WORLD’S GREATEST SUPER HEROES (MEGO)

I’m just about done with this year’s batch of post-Christmas reviews, but I’m wrapping up with a look at something that’s not quite as much a holiday fixture for me as Super Powers, but is still pretty high up there: Mego.  2022 marked the 50th anniversary of Mego’s World’s Greatest Super Heroes toyline launching.  At its start, WGSH was exclusively dedicated to DC Comics, something that is true of the modern WGSH line, thanks to Mego picking back up the license for 8-inch figures in 2020.  In celebration of the 50th, Mego is returning the line to its roots, with packaging based on the original boxed look for the line.  While the line-up is mostly recreations of figures from the original line, it also features two additional figures, Green Lantern and Flash, the two most glaring omissions from the original run, in fancy throwback packaging and all.  I’ve got the GL, of course, and I’m taking a look at him today!

THE FIGURE ITSELF

Green Lantern is part of Wave 16 of the post-relaunch Mego line, under the World’s Greatest Super Heroes 50th Anniversary banner.  He’s one of the eight retro throwback figures in the set, and one of the two that’s not a re-issue of a vintage Mego counterpart.  This GL is the Hal Jordan version, specifically sporting his classic ’70s appearance, making him through and through the correct look for a proper vintage Mego release, which is pretty cool.  The figure stands just shy of 8 inches tall and he has 26 points of articulation.  Hal is built on the brand-new Type-S Mego base body, which takes the vintage Type 2 body aesthetic, and reworks it to remove the band construction, as well as improve the general articulation set-up for the body.  It removes the issues of long-term viability of the band construction, creates a generally more solid feeling base body, and also gives him better posability…for the most part.  The only thing I’m not super crazy about is the knees, which are a bit more restricted on this body than earlier Mego base bodies.  Hal gets a unique head sculpt and hands as well.  They’re quite impressive pieces; the head sculpt in particular is really a star piece.  He’s the spitting image of the quintessential ’70s Hal, which is exactly what I want on this sort of figure.  The paint work on GL is on the head and both hands.  The head’s pretty clean, apart from just a touch of missing paint near the nose of the mask.  The hands are fully painted, with white for the gloves and everything, which gives them a slightly glossier finish, helping them match closer to the costume.  GL’s costume is made up of a jumpsuit and a pair of standard boots.  The jumpsuit is made up of separate cloth pieces stitched together, rather than just being silkscreened, which gives it a little more pop.  GL is packed with his power battery, which, unlike the 14 inch figure, he can actually hold.

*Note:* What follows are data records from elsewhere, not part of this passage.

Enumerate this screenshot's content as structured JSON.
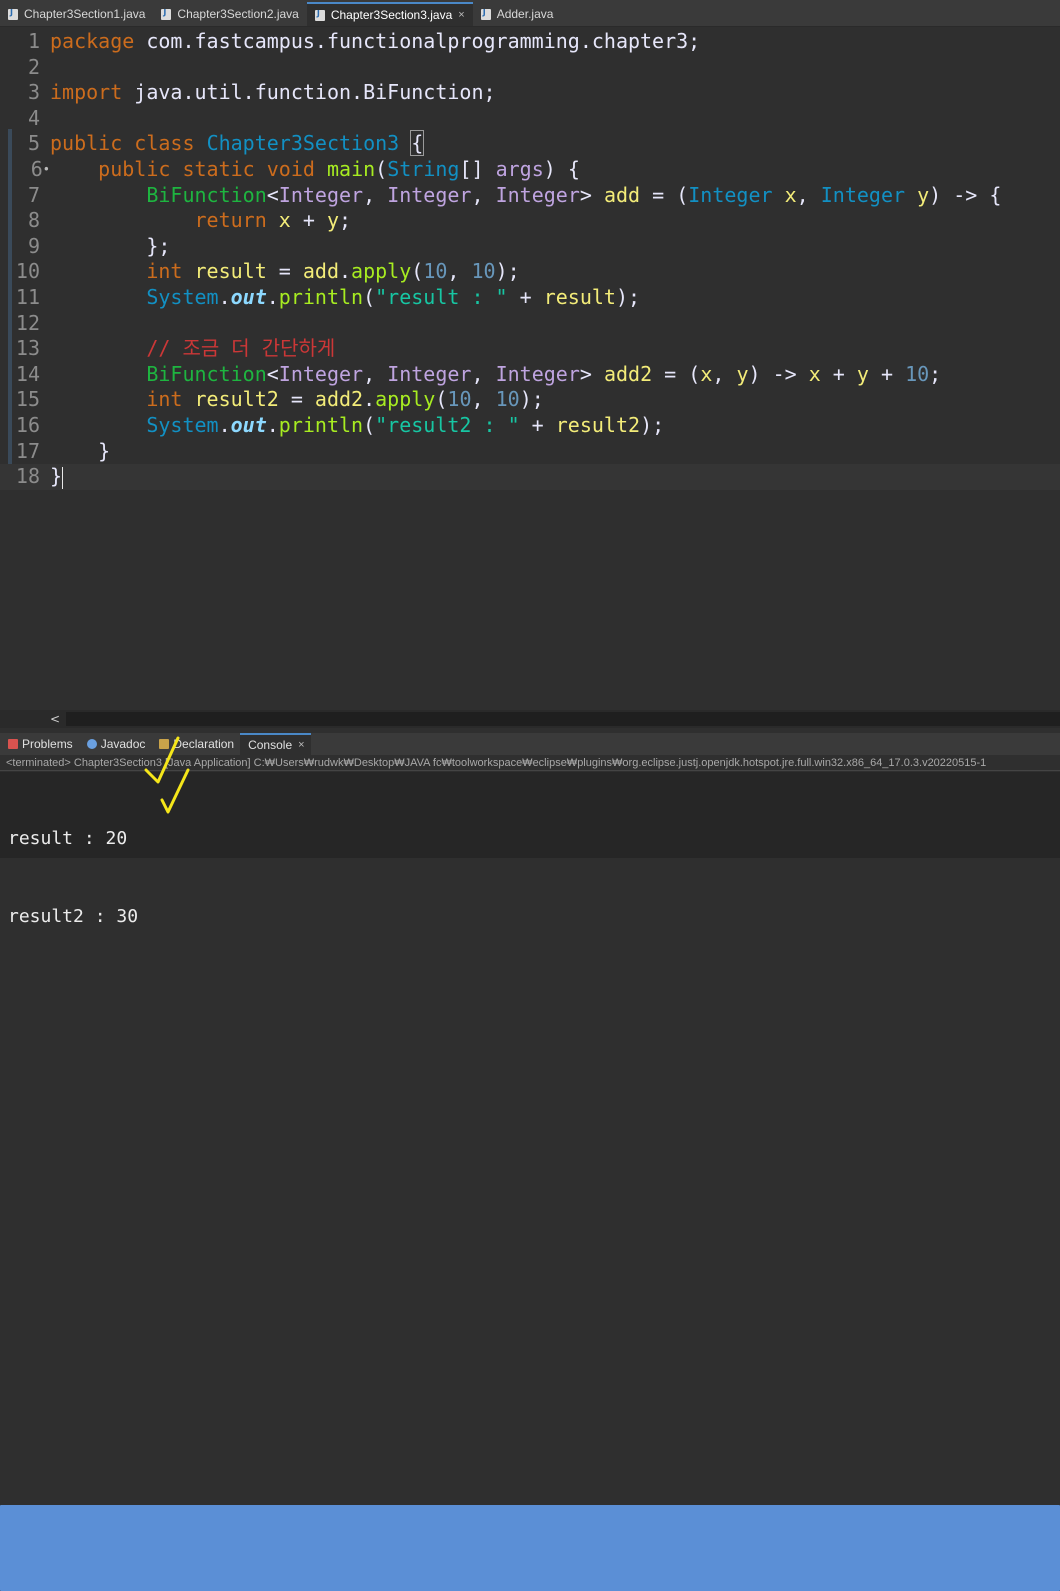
{
  "editor_tabs": [
    {
      "label": "Chapter3Section1.java",
      "active": false,
      "closable": false
    },
    {
      "label": "Chapter3Section2.java",
      "active": false,
      "closable": false
    },
    {
      "label": "Chapter3Section3.java",
      "active": true,
      "closable": true
    },
    {
      "label": "Adder.java",
      "active": false,
      "closable": false
    }
  ],
  "tab_close_glyph": "×",
  "code": {
    "line_numbers": [
      "1",
      "2",
      "3",
      "4",
      "5",
      "6",
      "7",
      "8",
      "9",
      "10",
      "11",
      "12",
      "13",
      "14",
      "15",
      "16",
      "17",
      "18"
    ],
    "current_line": 18,
    "tokens": {
      "package_kw": "package",
      "package_name": " com.fastcampus.functionalprogramming.chapter3;",
      "import_kw": "import",
      "import_name": " java.util.function.BiFunction;",
      "public_kw": "public",
      "class_kw": "class",
      "class_name": "Chapter3Section3",
      "open_brace_boxed": "{",
      "static_kw": "static",
      "void_kw": "void",
      "main_name": "main",
      "string_type": "String",
      "args_name": "args",
      "bifunction": "BiFunction",
      "integer_type": "Integer",
      "add_var": "add",
      "x_var": "x",
      "y_var": "y",
      "return_kw": "return",
      "int_kw": "int",
      "result_var": "result",
      "apply_method": "apply",
      "num_10": "10",
      "system_cls": "System",
      "out_field": "out",
      "println_method": "println",
      "str_result": "\"result : \"",
      "comment_korean": "// 조금 더 간단하게",
      "add2_var": "add2",
      "result2_var": "result2",
      "str_result2": "\"result2 : \"",
      "annotation_marker": "•"
    }
  },
  "scrollbar": {
    "left_arrow": "<"
  },
  "views": {
    "tabs": [
      {
        "label": "Problems",
        "icon": "problems-icon",
        "active": false
      },
      {
        "label": "Javadoc",
        "icon": "javadoc-icon",
        "active": false
      },
      {
        "label": "Declaration",
        "icon": "declaration-icon",
        "active": false
      },
      {
        "label": "Console",
        "icon": "console-icon",
        "active": true
      }
    ],
    "close_glyph": "×"
  },
  "console": {
    "status": "<terminated> Chapter3Section3 [Java Application] C:₩Users₩rudwk₩Desktop₩JAVA fc₩toolworkspace₩eclipse₩plugins₩org.eclipse.justj.openjdk.hotspot.jre.full.win32.x86_64_17.0.3.v20220515-1",
    "output_lines": [
      "result : 20",
      "result2 : 30"
    ]
  },
  "annotations": {
    "check_color": "#f5e61a",
    "count": 2
  },
  "colors": {
    "background": "#2f2f2f",
    "keyword": "#cc6c1d",
    "type": "#1290c3",
    "class": "#1eb540",
    "generic": "#bfa4e0",
    "variable": "#f3ec79",
    "method": "#a7ec21",
    "string": "#17c6a3",
    "number": "#6897bb",
    "comment": "#cc3737",
    "active_tab_accent": "#4a88c7"
  }
}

THE ME HALF OF THE EQUATION

Like Friday’s Mister Miracle, GL was a Christmas gift to me from my parents.  Ever since I was a kid, I’ve wanted a proper Mego GL.  I made my own custom back in the day, which tided me over, and then I had the Mattel one, and even the Figures Toy Company one.  Of course, none of those were official Mego.  There was also the 14 inch version, but he was, you know, really tall and all.  It’s been a road of small steps and improvements, but this one is really, really nice, and he’s a proper, official Mego GL.  Only took us 50 years, but, hey, here we are.  Feels like it was worth it.  Genuinely couldn’t be happier with him.